When the Bruins go on the power play, it’s easy enough to spot Zdeno Chara. He’s 6 feet 9 inches, and he is frequently taking up most of the space in front of the opponent’s goal, ready to tip shots or pick up rebounds. But he’s also on the move on the power play, and that’s how he confounded the Calgary Flames Tuesday night, scoring a pair of power-play goals as the Bruins knocked out a 2-0 victory.
Chara connected so well with power-play partners Jarome Iginla and David Krejci, the trio looked like a tried and true forward line. But Chara reminded that effort can pay off just as chemistry can.
“I’m just trying to work hard and be there for those pucks, creating traffic and finding some openings,’’ Chara said. “The main thing is just to work extremely hard.
“I always say it’s nice to have a man advantage, but if you don’t outwork those four guys, it’s not going to happen for you.’’
Midway through the second period, Lance Bouma was given a four-minute high-sticking penalty after hitting Kevan Miller. With the game scoreless, the Bruins went to work moving the puck around the Flames’ zone.
Iginla took control on the left side, waited for space to open up, then zipped a pass to Krejci at the point. Krejci spied Chara at the right circle and flung a pass that Chara one-timed into the net at 7:38. The captain roared with pleasure.
In the third period, again on the power play, Chara was in front of the net. And again, Iginla reined in the puck on the left side, firing a shot at the net. The puck bounced off Chara’s skates and he reached down and poked it past Flames goalie Reto Berra at 3:19.
They were the fifth and sixth power-play goals of the season for Chara and with nine goals, he is tied with Ottawa’s Erik Karlsson for the goal-scoring lead among defensemen. Chara also has five assists.
“He’s a huge man but he’s also got a huge reach — he finds those spots,’’ said Bruins coach Claude Julien. “He’s also been pretty good about reading off the guys who have the puck and sometimes it’s not about being the screen, sometimes it’s about being an outlet. He’s reading off guys pretty well. It’s been an adjustment for him, going from the back end to the front end, but he seems to be getting more and more comfortable.”
Chara has been on the front line of the power play throughout the season, but as the unit’s experience grows, the Bruins have found different ways to use Chara’s powerful shot and his hockey savvy.

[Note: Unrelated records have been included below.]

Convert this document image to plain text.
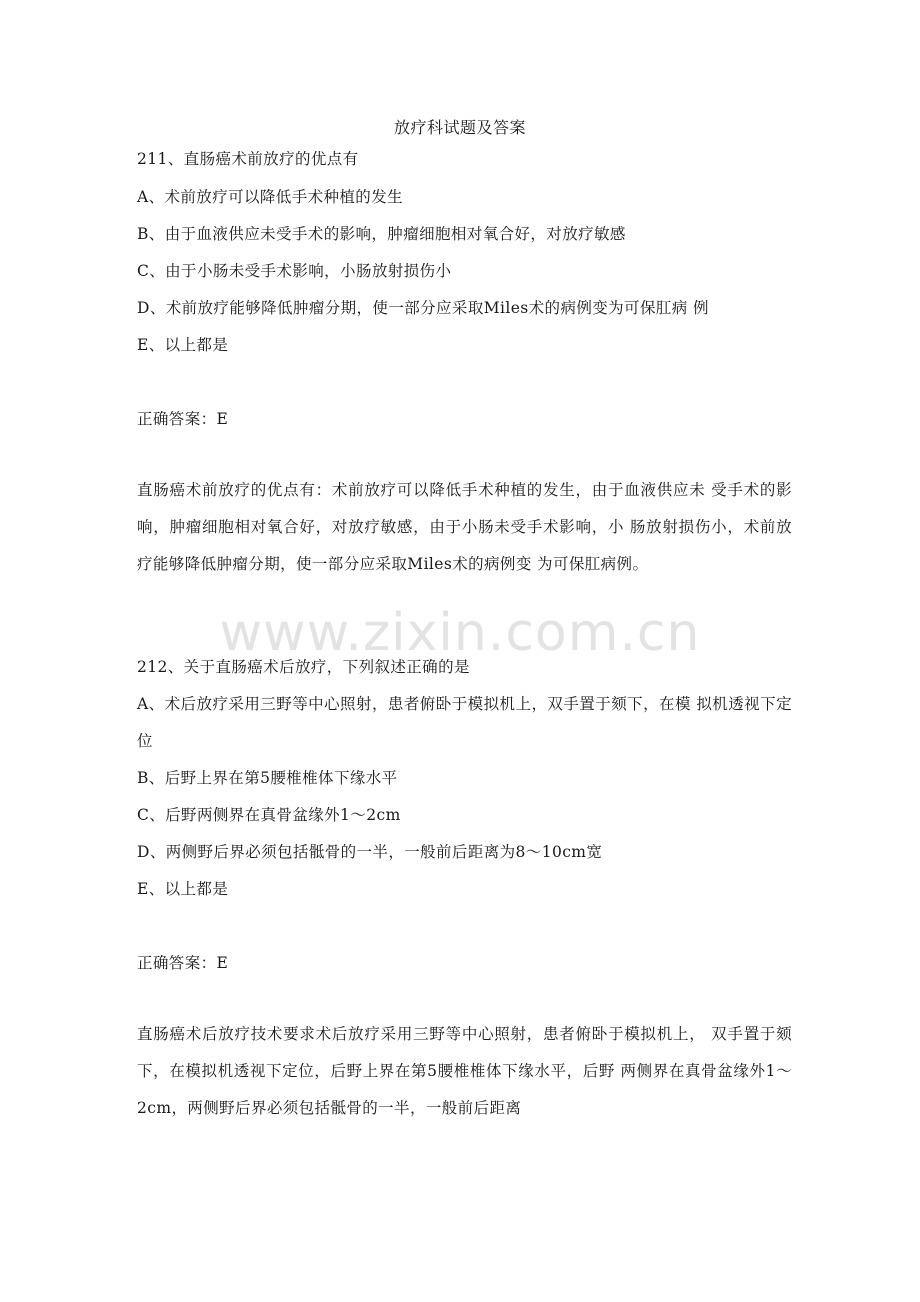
www.zixin.com.cn
放疗科试题及答案
211、直肠癌术前放疗的优点有
A、术前放疗可以降低手术种植的发生
B、由于血液供应未受手术的影响，肿瘤细胞相对氧合好，对放疗敏感
C、由于小肠未受手术影响，小肠放射损伤小
D、术前放疗能够降低肿瘤分期，使一部分应采取Miles术的病例变为可保肛病 例
E、以上都是
正确答案：E
直肠癌术前放疗的优点有：术前放疗可以降低手术种植的发生，由于血液供应未 受手术的影响，肿瘤细胞相对氧合好，对放疗敏感，由于小肠未受手术影响，小 肠放射损伤小，术前放疗能够降低肿瘤分期，使一部分应采取Miles术的病例变 为可保肛病例。
212、关于直肠癌术后放疗，下列叙述正确的是
A、术后放疗采用三野等中心照射，患者俯卧于模拟机上，双手置于颏下，在模 拟机透视下定位
B、后野上界在第5腰椎椎体下缘水平
C、后野两侧界在真骨盆缘外1～2cm
D、两侧野后界必须包括骶骨的一半，一般前后距离为8～10cm宽
E、以上都是
正确答案：E
直肠癌术后放疗技术要求术后放疗采用三野等中心照射，患者俯卧于模拟机上， 双手置于颏下，在模拟机透视下定位，后野上界在第5腰椎椎体下缘水平，后野 两侧界在真骨盆缘外1～2cm，两侧野后界必须包括骶骨的一半，一般前后距离
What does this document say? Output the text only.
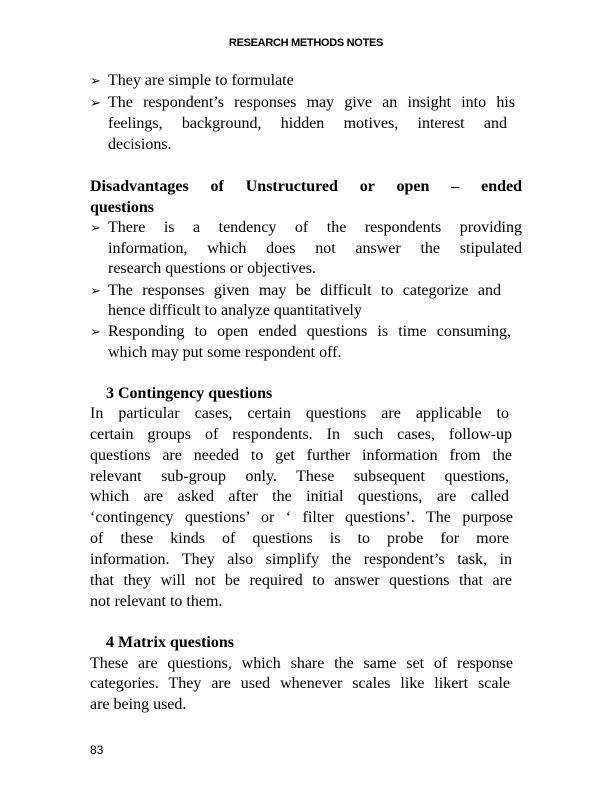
RESEARCH METHODS NOTES
➢ They are simple to formulate
➢ The respondent’s responses may give an insight into his
feelings, background, hidden motives, interest and
decisions.
Disadvantages of Unstructured or open – ended
questions
➢ There is a tendency of the respondents providing
information, which does not answer the stipulated
research questions or objectives.
➢ The responses given may be difficult to categorize and
hence difficult to analyze quantitatively
➢ Responding to open ended questions is time consuming,
which may put some respondent off.
3 Contingency questions
In particular cases, certain questions are applicable to
certain groups of respondents. In such cases, follow-up
questions are needed to get further information from the
relevant sub-group only. These subsequent questions,
which are asked after the initial questions, are called
‘contingency questions’ or ‘ filter questions’. The purpose
of these kinds of questions is to probe for more
information. They also simplify the respondent’s task, in
that they will not be required to answer questions that are
not relevant to them.
4 Matrix questions
These are questions, which share the same set of response
categories. They are used whenever scales like likert scale
are being used.
83
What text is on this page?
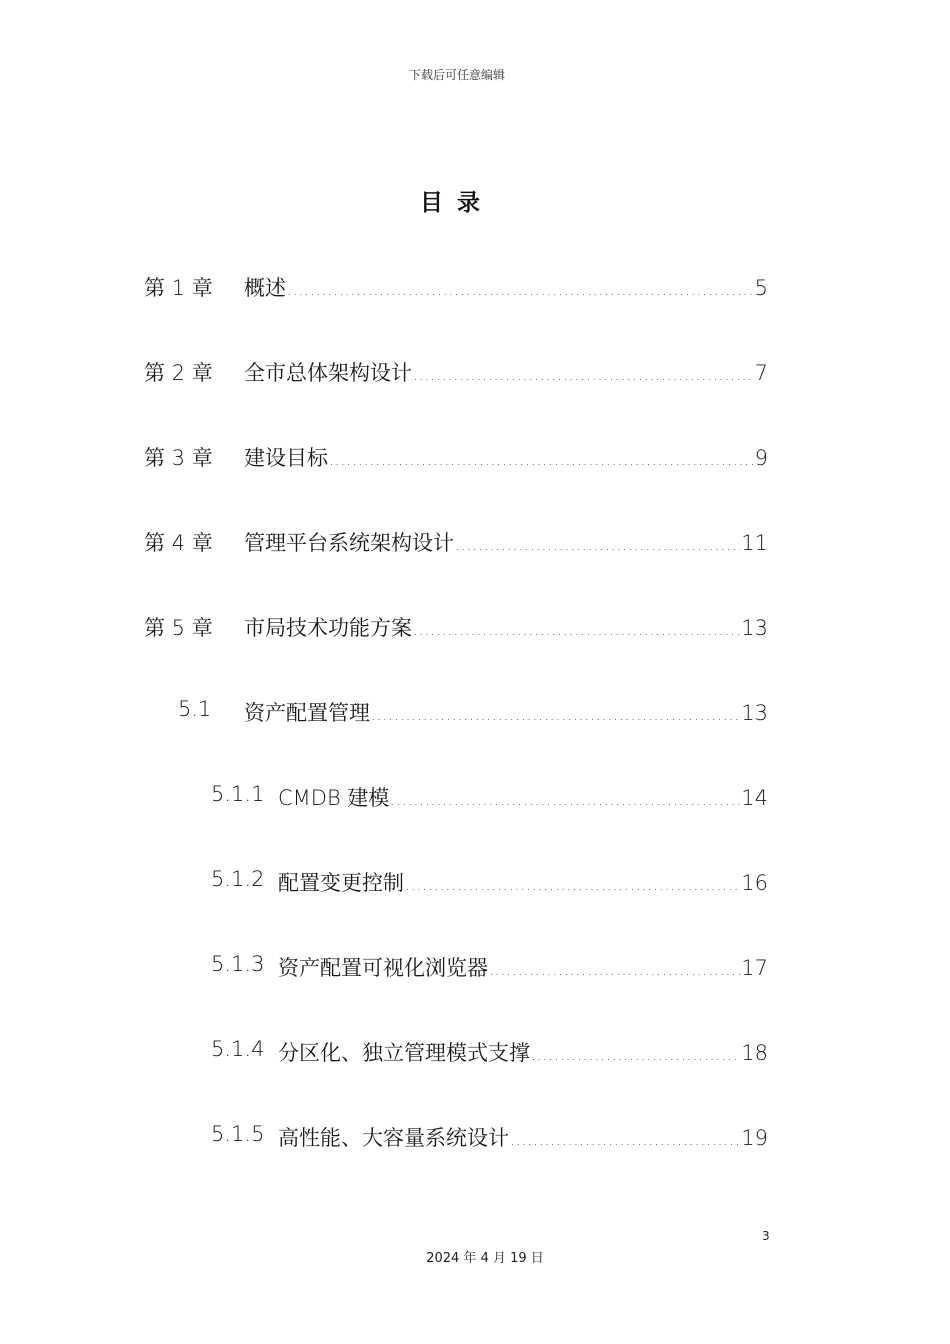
下载后可任意编辑
目录
第 1 章 概述 .....	5
第 2 章 全市总体架构设计 .....	7
第 3 章 建设目标 .....	9
第 4 章 管理平台系统架构设计 .....	11
第 5 章 市局技术功能方案 .....	13
5.1 资产配置管理 .....	13
5.1.1 CMDB 建模 .....	14
5.1.2 配置变更控制 .....	16
5.1.3 资产配置可视化浏览器 .....	17
5.1.4 分区化、独立管理模式支撑 .....	18
5.1.5 高性能、大容量系统设计 .....	19
3
2024 年 4 月 19 日
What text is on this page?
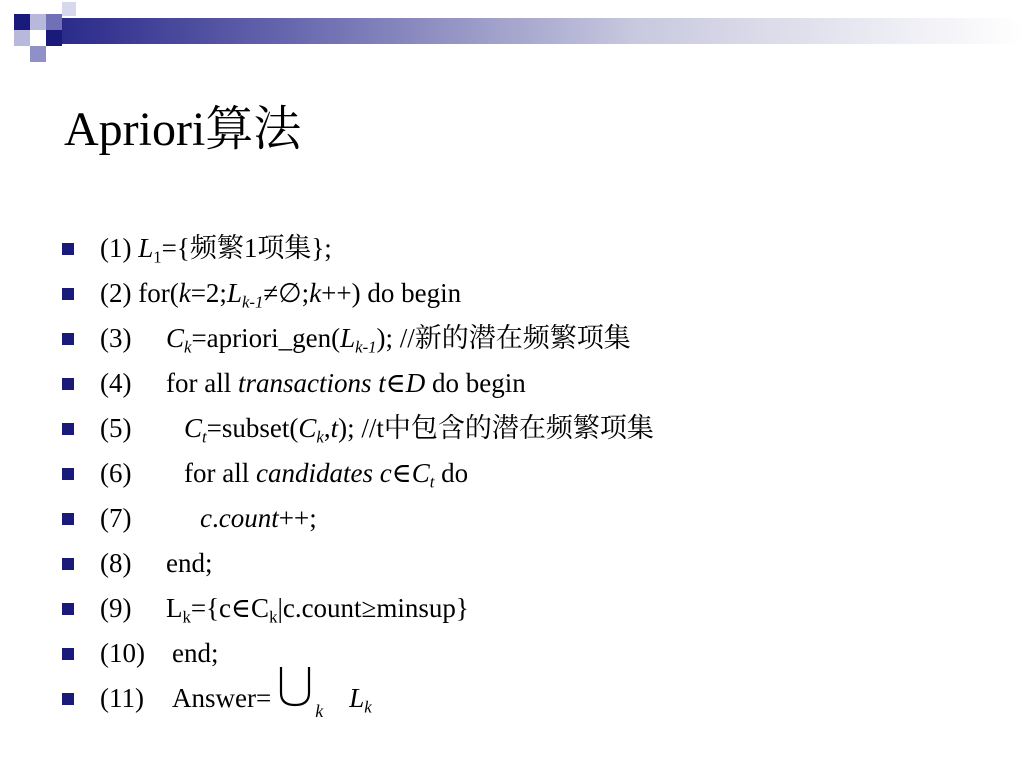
Apriori算法
(1) $L_1=${频繁1项集};
(2) $for(k=2;L_{k-1}\ne\emptyset;k++)$ do begin
(3) $C_k=apriori\_gen(L_{k-1})$; //新的潜在频繁项集
(4) for all transactions t∈D do begin
(5) $C_t=subset(C_k,t)$; //t中包含的潜在频繁项集
(6) for all candidates $c\in C_t$ do
(7)	c.count++;
(8) end;
(9) $L_k=\{c\in C_k|c.count\ge minsup\}$
(10) end;
(11) Answer= k $L_k$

“We’re just trying to work on it in practice, to read off each other,’’ Chara said. “Wherever the puck is, you just need to fill the spots and positions and that doesn’t always necessarily mean that I have to be in front.
“We can rotate; when you look at the game in Calgary, David was in front, was able to tip the puck and score.
“Sometimes [Milan Lucic], Iggy, whoever is in that position, closest, and is going to have to fill that spot and so we are able to now read off each other much better than we were maybe early on.
“That’s a way easier play that way than always running back to your spot and being maybe out of position.’’
Iginla was pivotal to Chara’s two goals, finding a way to get the puck to Chara.
“Nobody shoots it harder than him, so if we can, we get him shots,’’ said Iginla. “But at the same time, in front of the net, nobody’s stronger than him, so he’s a hard guy to push out of there.’’
Iginla said Chara’s ability on the forecheck adds to his power-play presence.
“We put him in and he’s big; as a D going back there, they have to contend with him and then big [Lucic] coming back,’’ said Iginla. “So we tend to win a lot of dump-ins and battles because of the guys’ size and their strength. So we’re lucky to have him on our power play, for sure.”